Pertarungan Narasi yang Mendalam
Menurut Neni, polarisasi sentimen tersebut menunjukkan bahwa pemberian gelar pahlawan nasional kepada Soeharto bukan sekadar pengakuan sejarah, melainkan juga pertarungan narasi yang mendalam tentang identitas bangsa, keadilan, dan masa depan demokrasi.
Ia menilai, adanya perbedaan yang cukup signifikan antara media mainstream dan sebagian media sosial tersebut menekankan pentingnya untuk melihat dinamika opini publik secara holistik, tidak hanya dari satu lensa.
Neni menilai, pemerintah dan pihak-pihak terkait seharusnya mempertimbangkan kompleksitas sentimen tersebut, sebab keputusan yang diambil akan memiliki dampak jangka panjang terhadap cara masyarakat, khususnya generasi muda, memahami sejarah bangsa.
“Menormalisasi pelanggaran masa lalu berisiko melukai keadilan atau rekonsiliasi yang belum tuntas. Sebaliknya, sepenuhnya mengabaikan kontribusi juga bisa dituding memutarbalikkan sejarah,” tandasnya.
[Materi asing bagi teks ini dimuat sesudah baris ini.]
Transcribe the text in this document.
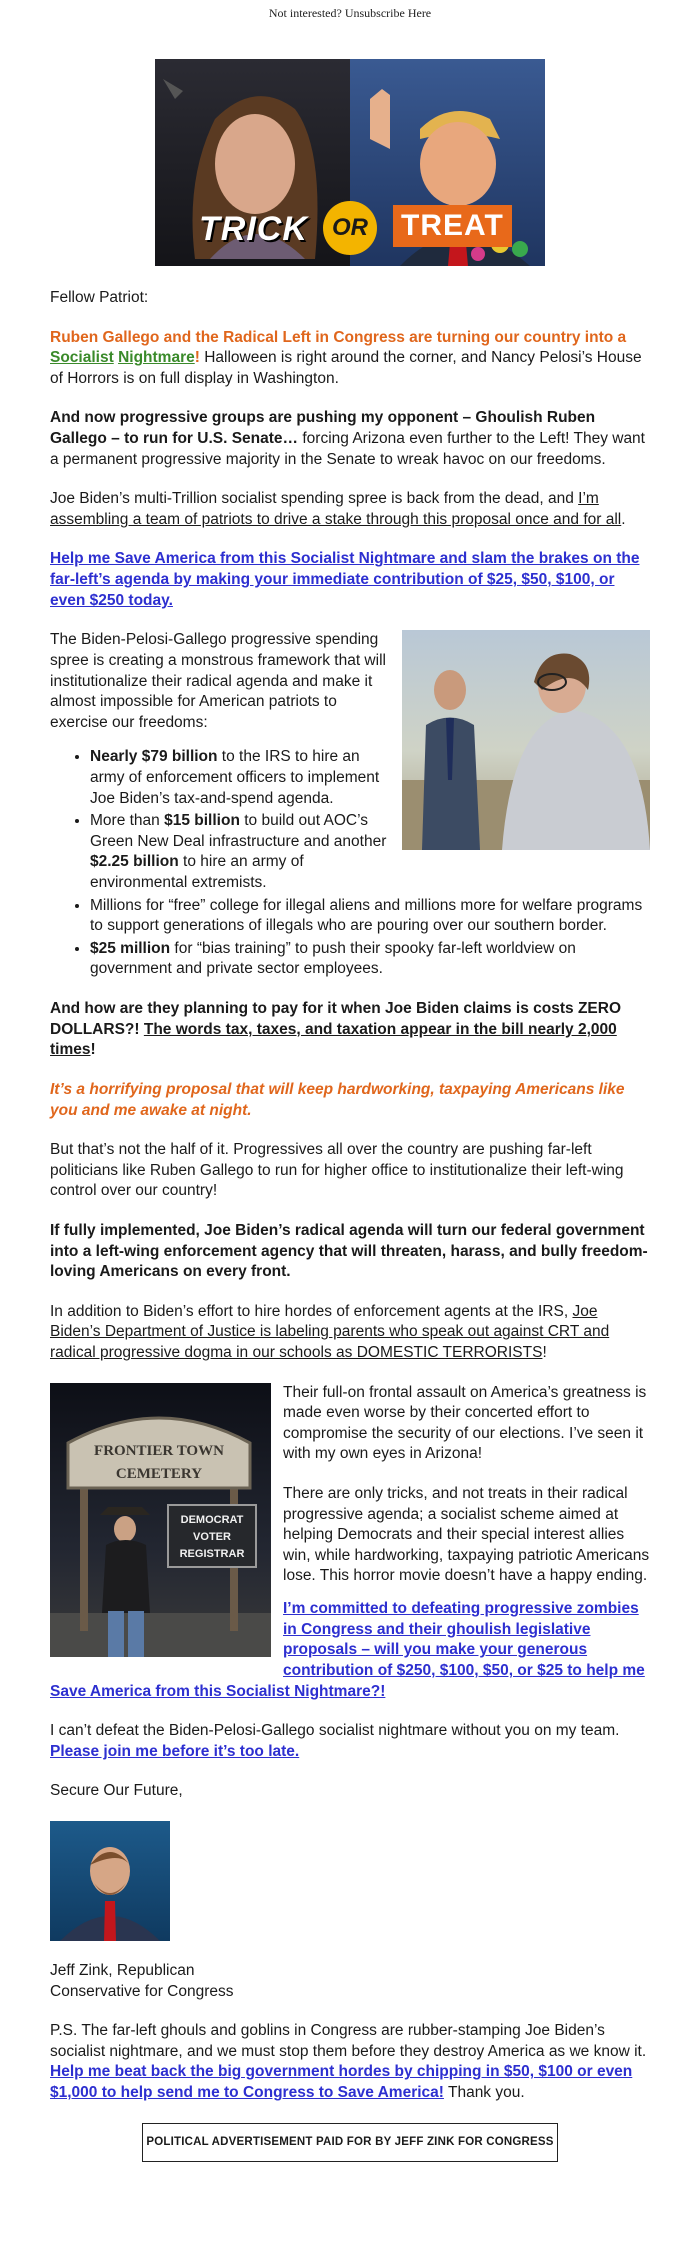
Not interested? Unsubscribe Here
TRICK	TREAT
OR

Fellow Patriot:

Ruben Gallego and the Radical Left in Congress are turning our country into a Socialist Nightmare! Halloween is right around the corner, and Nancy Pelosi’s House of Horrors is on full display in Washington.

And now progressive groups are pushing my opponent – Ghoulish Ruben Gallego – to run for U.S. Senate… forcing Arizona even further to the Left! They want a permanent progressive majority in the Senate to wreak havoc on our freedoms.

Joe Biden’s multi-Trillion socialist spending spree is back from the dead, and I’m assembling a team of patriots to drive a stake through this proposal once and for all.

Help me Save America from this Socialist Nightmare and slam the brakes on the far-left’s agenda by making your immediate contribution of $25, $50, $100, or even $250 today.

The Biden-Pelosi-Gallego progressive spending spree is creating a monstrous framework that will institutionalize their radical agenda and make it almost impossible for American patriots to exercise our freedoms:

• Nearly $79 billion to the IRS to hire an army of enforcement officers to implement Joe Biden’s tax-and-spend agenda.
• More than $15 billion to build out AOC’s Green New Deal infrastructure and another $2.25 billion to hire an army of environmental extremists.
• Millions for “free” college for illegal aliens and millions more for welfare programs to support generations of illegals who are pouring over our southern border.
• $25 million for “bias training” to push their spooky far-left worldview on government and private sector employees.

And how are they planning to pay for it when Joe Biden claims is costs ZERO DOLLARS?! The words tax, taxes, and taxation appear in the bill nearly 2,000 times!

It’s a horrifying proposal that will keep hardworking, taxpaying Americans like you and me awake at night.

But that’s not the half of it. Progressives all over the country are pushing far-left politicians like Ruben Gallego to run for higher office to institutionalize their left-wing control over our country!

If fully implemented, Joe Biden’s radical agenda will turn our federal government into a left-wing enforcement agency that will threaten, harass, and bully freedom-loving Americans on every front.

In addition to Biden’s effort to hire hordes of enforcement agents at the IRS, Joe Biden’s Department of Justice is labeling parents who speak out against CRT and radical progressive dogma in our schools as DOMESTIC TERRORISTS!

FRONTIER TOWN
CEMETERY
DEMOCRAT
VOTER
REGISTRAR

Their full-on frontal assault on America’s greatness is made even worse by their concerted effort to compromise the security of our elections. I’ve seen it with my own eyes in Arizona!

There are only tricks, and not treats in their radical progressive agenda; a socialist scheme aimed at helping Democrats and their special interest allies win, while hardworking, taxpaying patriotic Americans lose. This horror movie doesn’t have a happy ending.

I’m committed to defeating progressive zombies in Congress and their ghoulish legislative proposals – will you make your generous contribution of $250, $100, $50, or $25 to help me Save America from this Socialist Nightmare?!

I can’t defeat the Biden-Pelosi-Gallego socialist nightmare without you on my team. Please join me before it’s too late.

Secure Our Future,

Jeff Zink, Republican
Conservative for Congress

P.S. The far-left ghouls and goblins in Congress are rubber-stamping Joe Biden’s socialist nightmare, and we must stop them before they destroy America as we know it. Help me beat back the big government hordes by chipping in $50, $100 or even $1,000 to help send me to Congress to Save America! Thank you.

POLITICAL ADVERTISEMENT PAID FOR BY JEFF ZINK FOR CONGRESS
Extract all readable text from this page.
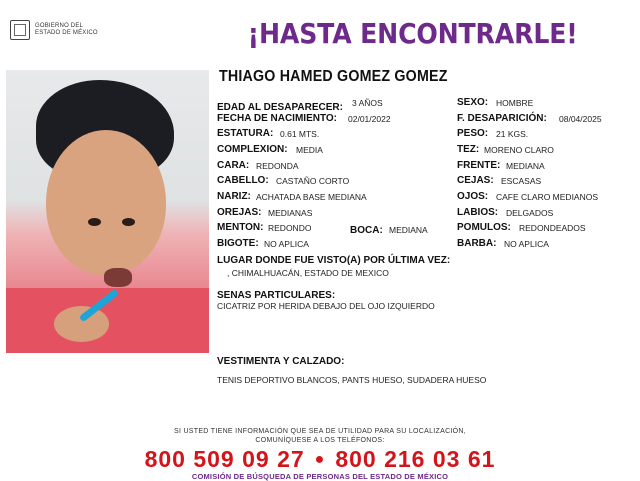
GOBIERNO DEL
ESTADO DE MÉXICO	¡HASTA ENCONTRARLE!
THIAGO HAMED GOMEZ GOMEZ
EDAD AL DESAPARECER: 3 AÑOS
FECHA DE NACIMIENTO: 02/01/2022
ESTATURA: 0.61 MTS.
COMPLEXION: MEDIA
CARA: REDONDA
CABELLO: CASTAÑO CORTO
NARIZ: ACHATADA BASE MEDIANA
OREJAS: MEDIANAS
MENTON: REDONDO	BOCA: MEDIANA
BIGOTE: NO APLICA
SEXO: HOMBRE
F. DESAPARICIÓN: 08/04/2025
PESO: 21 KGS.
TEZ: MORENO CLARO
FRENTE: MEDIANA
CEJAS: ESCASAS
OJOS: CAFE CLARO MEDIANOS
LABIOS: DELGADOS
POMULOS: REDONDEADOS
BARBA: NO APLICA
LUGAR DONDE FUE VISTO(A) POR ÚLTIMA VEZ:
, CHIMALHUACÁN, ESTADO DE MEXICO
SENAS PARTICULARES:
CICATRIZ POR HERIDA DEBAJO DEL OJO IZQUIERDO
VESTIMENTA Y CALZADO:
TENIS DEPORTIVO BLANCOS, PANTS HUESO, SUDADERA HUESO
SI USTED TIENE INFORMACIÓN QUE SEA DE UTILIDAD PARA SU LOCALIZACIÓN,
COMUNÍQUESE A LOS TELÉFONOS:
800 509 09 27 ● 800 216 03 61
COMISIÓN DE BÚSQUEDA DE PERSONAS DEL ESTADO DE MÉXICO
Secara keseluruhan, DEEP Indonesia menilai, sentimen publik terkait pemberian gelar pahlawan nasional kepada Soeharto mencerminkan adanya ketegangan antara “memori kolektif yang terfragmentasi, dengan tuntutan untuk keadilan atas pelanggaran HAM dan praktik KKN yang terjadi.
“Di satu sisi, memory kolektif mengenang “kejayaan” pembangunan dan stabilitas, sementara di sisi lain menuntut keadilan atas pelanggaran HAM dan korupsi. Keputusan akhir perlu merangkum kedua dimensi ini dengan bijaksana, memastikan bahwa nilai-nilai Pancasila dan konstitusi tetap menjadi panduan utama,” pungkas Neni.